La compétitivité face au sucre de canne, question centrale

Enfin, l’étude constate que le régime de restructuration « a également contribué à améliorer la compétitivité du secteur, ce qui à long terme est cohérent » avec la stratégie de Lisbonne établie en 2005 par l’UE et centrée sur la croissance et l’emploi.
Cependant, avertissent les auteurs, « sur un marché de l’UE ouvert à la concurrence extérieure, la question centrale pour la croissance et l’emploi est celle de la capacité des opérateurs communautaires à être compétitifs face au sucre issu de la canne à sucre et importé brut ou raffiné. Pour répondre à cette question, il s’agit d’évaluer la compétitivité de la production européenne face à la production de sucre de canne ».
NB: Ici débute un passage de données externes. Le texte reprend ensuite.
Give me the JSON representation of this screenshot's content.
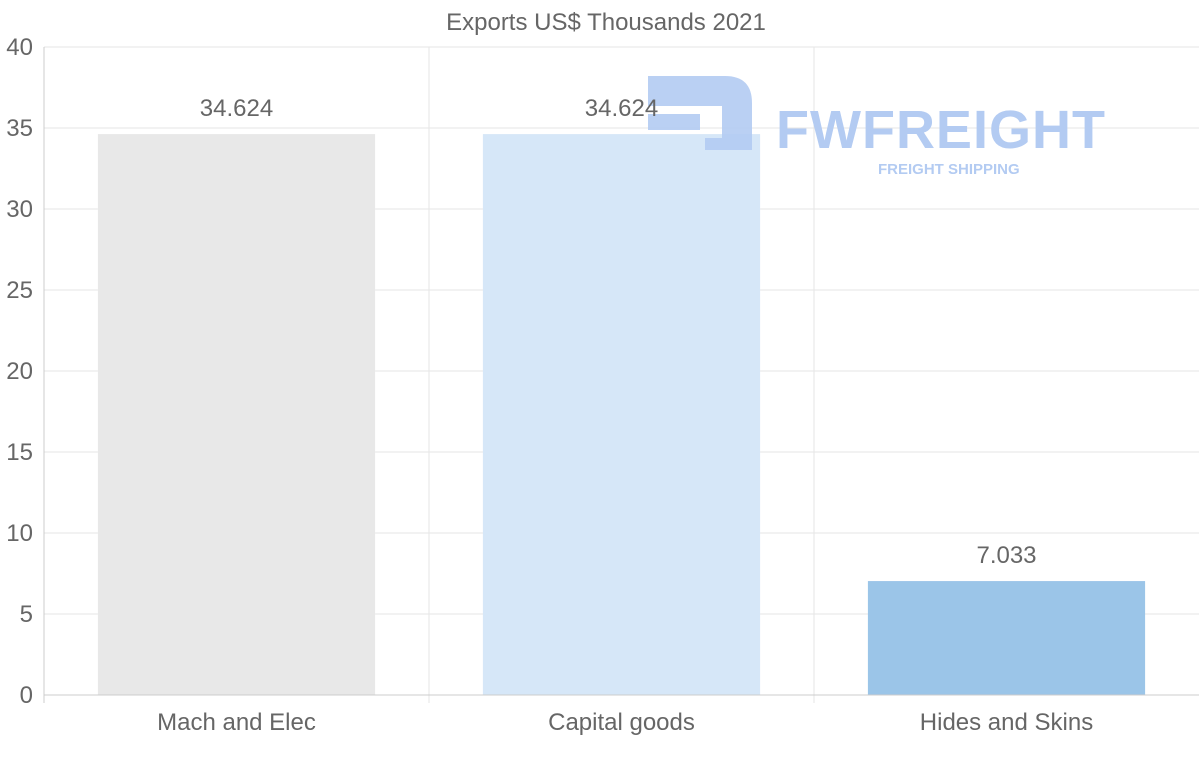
{
  "chart_data": {
    "type": "bar",
    "title": "Exports US$ Thousands 2021",
    "categories": [
      "Mach and Elec",
      "Capital goods",
      "Hides and Skins"
    ],
    "values": [
      34.624,
      34.624,
      7.033
    ],
    "value_labels": [
      "34.624",
      "34.624",
      "7.033"
    ],
    "bar_colors": [
      "#e8e8e8",
      "#d6e7f8",
      "#9bc5e8"
    ],
    "xlabel": "",
    "ylabel": "",
    "ylim": [
      0,
      40
    ],
    "yticks": [
      0,
      5,
      10,
      15,
      20,
      25,
      30,
      35,
      40
    ],
    "grid": true,
    "legend": "none"
  },
  "watermark": {
    "brand": "FWFREIGHT",
    "tagline": "FREIGHT SHIPPING",
    "color": "#b3cbf2"
  },
  "colors": {
    "text": "#666666",
    "grid": "#e6e6e6",
    "axis": "#cccccc"
  }
}
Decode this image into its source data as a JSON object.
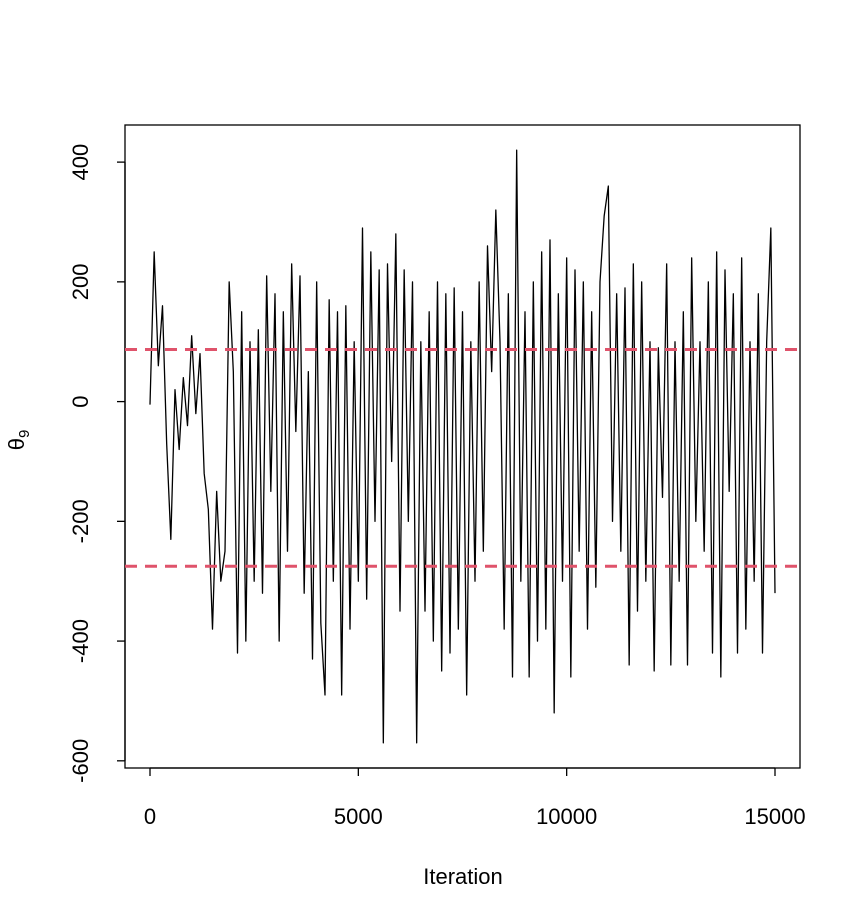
{
  "chart_data": {
    "type": "line",
    "xlabel": "Iteration",
    "ylabel": "θ",
    "ylabel_sub": "9",
    "x": [
      0,
      100,
      200,
      300,
      400,
      500,
      600,
      700,
      800,
      900,
      1000,
      1100,
      1200,
      1300,
      1400,
      1500,
      1600,
      1700,
      1800,
      1900,
      2000,
      2100,
      2200,
      2300,
      2400,
      2500,
      2600,
      2700,
      2800,
      2900,
      3000,
      3100,
      3200,
      3300,
      3400,
      3500,
      3600,
      3700,
      3800,
      3900,
      4000,
      4100,
      4200,
      4300,
      4400,
      4500,
      4600,
      4700,
      4800,
      4900,
      5000,
      5100,
      5200,
      5300,
      5400,
      5500,
      5600,
      5700,
      5800,
      5900,
      6000,
      6100,
      6200,
      6300,
      6400,
      6500,
      6600,
      6700,
      6800,
      6900,
      7000,
      7100,
      7200,
      7300,
      7400,
      7500,
      7600,
      7700,
      7800,
      7900,
      8000,
      8100,
      8200,
      8300,
      8400,
      8500,
      8600,
      8700,
      8800,
      8900,
      9000,
      9100,
      9200,
      9300,
      9400,
      9500,
      9600,
      9700,
      9800,
      9900,
      10000,
      10100,
      10200,
      10300,
      10400,
      10500,
      10600,
      10700,
      10800,
      10900,
      11000,
      11100,
      11200,
      11300,
      11400,
      11500,
      11600,
      11700,
      11800,
      11900,
      12000,
      12100,
      12200,
      12300,
      12400,
      12500,
      12600,
      12700,
      12800,
      12900,
      13000,
      13100,
      13200,
      13300,
      13400,
      13500,
      13600,
      13700,
      13800,
      13900,
      14000,
      14100,
      14200,
      14300,
      14400,
      14500,
      14600,
      14700,
      14800,
      14900,
      15000
    ],
    "values": [
      -5,
      250,
      60,
      160,
      -70,
      -230,
      20,
      -80,
      40,
      -40,
      110,
      -20,
      80,
      -120,
      -180,
      -380,
      -150,
      -300,
      -250,
      200,
      50,
      -420,
      150,
      -400,
      100,
      -300,
      120,
      -320,
      210,
      -150,
      180,
      -400,
      150,
      -250,
      230,
      -50,
      210,
      -320,
      50,
      -430,
      200,
      -370,
      -490,
      170,
      -300,
      150,
      -490,
      160,
      -380,
      100,
      -300,
      290,
      -330,
      250,
      -200,
      220,
      -570,
      230,
      -100,
      280,
      -350,
      220,
      -200,
      200,
      -570,
      100,
      -350,
      150,
      -400,
      200,
      -450,
      180,
      -420,
      190,
      -380,
      150,
      -490,
      100,
      -300,
      200,
      -250,
      260,
      50,
      320,
      100,
      -380,
      180,
      -460,
      420,
      -300,
      150,
      -460,
      200,
      -400,
      250,
      -380,
      270,
      -520,
      180,
      -300,
      240,
      -460,
      220,
      -250,
      200,
      -380,
      150,
      -310,
      200,
      310,
      360,
      -200,
      180,
      -250,
      190,
      -440,
      230,
      -350,
      200,
      -300,
      100,
      -450,
      90,
      -160,
      230,
      -440,
      100,
      -300,
      150,
      -440,
      240,
      -200,
      100,
      -250,
      200,
      -420,
      250,
      -460,
      220,
      -150,
      180,
      -420,
      240,
      -380,
      100,
      -300,
      180,
      -420,
      100,
      290,
      -320
    ],
    "color": "#000000",
    "hlines": [
      87,
      -275
    ],
    "hline_color": "#DF536B",
    "xlim": [
      -600,
      15600
    ],
    "xticks": [
      0,
      5000,
      10000,
      15000
    ],
    "ylim": [
      -612,
      462
    ],
    "yticks": [
      -600,
      -400,
      -200,
      0,
      200,
      400
    ]
  }
}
Dans le cadre de la réforme de l’OCM du sucre de 2006, les instruments de gestion du marché ont été révisés (réduction du prix de référence du sucre et du prix minimum aux agriculteurs, le système des quota ainsi que les prix minimums et de référence étant néanmoins maintenus jusqu’en 2014/15), un régime de restructuration temporaire (quatre ans) a été mis en place puis modifié en 2007 pour le rendre plus attractif et atteindre l’objectif de réduction des quotas de 6 millions, et la baisse du prix minimum de la betterave a été partiellement compensée par l’introduction d’une paiement découplé pour les agriculteurs.